Template Synthesis Of Ordered Mesoporous Silica Membranes And Characterization Of Membrane Performance

In this paper, ordered mesoporous silica films were synthesized by surfactant templeted method using tetraethoxysilane (TEOS) and cteyltrimethylammonium chloride (CTAC) as the silicon-containing precursor and the templating agent, respectively, and supported mesoporous silica membranes were prepared by spin coating the silica sols on alumina support. Firstly,the effects of H2O/TEOS and HCl/ TEOS molar ratios on the hydrolysis rate of TEOS and the gelation rate were investigated. It was revealed from XRD patterns that a low gelation rate is favorable for the formation of highly ordered mesostructures of resultant films. The first and second critical micelle concentration (CMC1 and CMC2) of CTAC in the component solvent with EtOH/H2O molar ratio at 1:1 was characterized by Steady-state Fluorescence Method at 25℃. Comparing with the CMC1 and CMC2 of CTAC in water,it was showed that ethanol allows more CTAC to be added into the system and keep steady micelle state at the same time. The effects of CTAC/TEOS molar ratio on the pore size distribution and the order of the silica films were especially investigated. The films synthesized at molar ratios of 0.05,0.15,0.25 and 0.35 all showed a single narrow peak between 2 nm and 3 nm in pore size distribution, but those from 0.15 molar ratio of CTAC/TEOS had the highest ordered mesostructure. In addition, probable states of CTAC with the increase of CTAC/TEOS molar ratio were also discussed.

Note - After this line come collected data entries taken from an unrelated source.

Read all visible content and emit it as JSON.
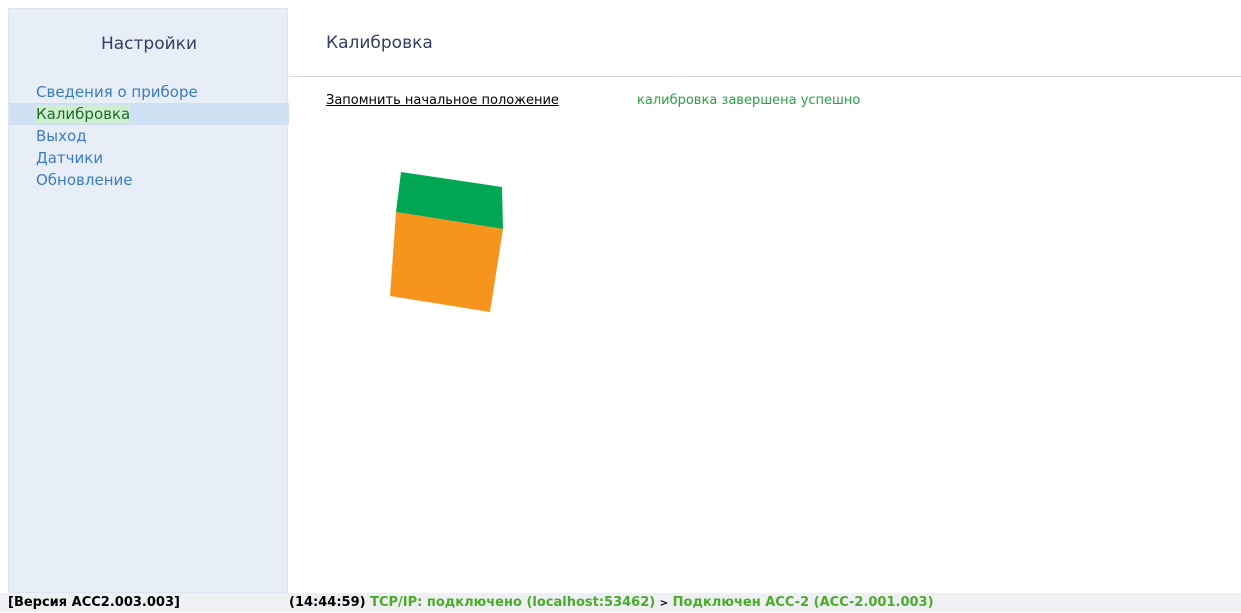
{
  "sidebar": {
    "title": "Настройки",
    "items": [
      {
        "label": "Сведения о приборе",
        "active": false
      },
      {
        "label": "Калибровка",
        "active": true
      },
      {
        "label": "Выход",
        "active": false
      },
      {
        "label": "Датчики",
        "active": false
      },
      {
        "label": "Обновление",
        "active": false
      }
    ]
  },
  "main": {
    "title": "Калибровка",
    "remember_link": "Запомнить начальное положение",
    "status_message": "калибровка завершена успешно",
    "cube": {
      "top_color": "#00a651",
      "front_color": "#f7941d"
    }
  },
  "statusbar": {
    "version": "[Версия ACC2.003.003]",
    "time": "(14:44:59)",
    "tcp_status": "TCP/IP: подключено (localhost:53462)",
    "separator": ">",
    "device_status": "Подключен ACC-2 (ACC-2.001.003)"
  },
  "colors": {
    "sidebar_bg": "#e8eef7",
    "link_blue": "#3a7bc1",
    "success_green": "#2aa043",
    "status_green": "#4aab2a"
  }
}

TGA analysis reveals that CTAC can be removed completely and XRD patterns indicate that long time heat-treating at 600℃ has disadvantage on the ordered mesostructure. The instances of silica sols filtering into the alumina support were characterized by scanning electron microscopy (SEM). The supported silica membranes with CTAC/TEOS molar ratio of 0.35 shows the greatest permeation, and the permeation tests of N2 and H2 indicate that the Knudsen mechanism dominates the permeation of gases after six times coating process. The experimental separation factor for CH4/CO2 agrees with the ideal separation factor calculated from Knudsen mechanism.